Ahasverus, condenado a vagar eternamente, encarna uma ideia: a de que viver sem fim não é uma bênção, mas uma condenação. A morte, em seu contexto, deixa de ser ameaça e passa a ser desejada — é quase como uma libertação. O título já anuncia o paradoxo: a morte daquele que não pode morrer. Lagerkvist mantém o estilo que o caracteriza: linguagem despojada, austera, mas carregada de simbolismo. Não há explicações psicológicas nem desenvolvimento tradicional de personagens. Em vez disso, o livro avança em encontros, monólogos, diálogos e situações que mostram muitas dúvidas sobre a jornada.

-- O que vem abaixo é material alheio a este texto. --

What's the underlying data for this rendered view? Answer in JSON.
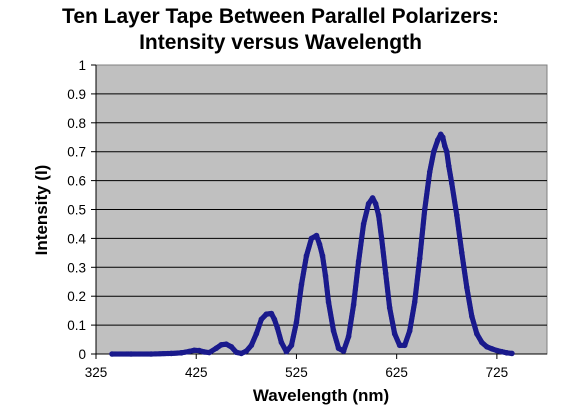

Essa economia intensifica o caráter filosófico da obra: cada cena funciona como uma variação sobre os mesmos temas — sofrimento, fé, destino — criando uma atmosfera quase religiosa. Todas as falas dos personagens que não acreditam em deus citam-no em minúsculas. Só Ahasverus usa Deus. Isto — o fato dos descrentes falarem deus — é explicado em nota. A crença aparece como um enigma. Como em outras obras de Lagerkvist, o leitor fica perplexo diante do mistério. E talvez seja essa a sua verdadeira força — a de transformar uma antiga lenda em uma meditação moderna sobre a condição humana, onde viver e morrer deixam de ser opostos claros e passam a habitar a mesma zona.

Fui ler o livro por indicação aqui do blog e achei muito bom. Filosófico, mas de praticidade para além da teoria. Comento aqui que procurei análise do livro no YouTube mas não encontrei nenhuma nos diversos canais de leitores vorazes que destilam lá suas impressões sobre tudo que é papel impresso. Fico com a impressão de que as três primeiras partes mostram mais Ahasverus que quer morrer e por isso vive, enquanto a última parte trata justamente do contrário quando ele vence Deus -> deus. A narrativa constrói um mundo angustiante de realidade brutal, tendo a parte do cadáver encontrado por Tobias me sensibilizado ao expor a morte como algo tão solitário. A morte do cão também é arrasadora, fazendo transparecer o caráter irremediável das nossas próprias ações. Não dá para voltar atrás na raiva que mata. Achei forte. Vim agradecer a indicação.
Muito obrigado pelo comentário.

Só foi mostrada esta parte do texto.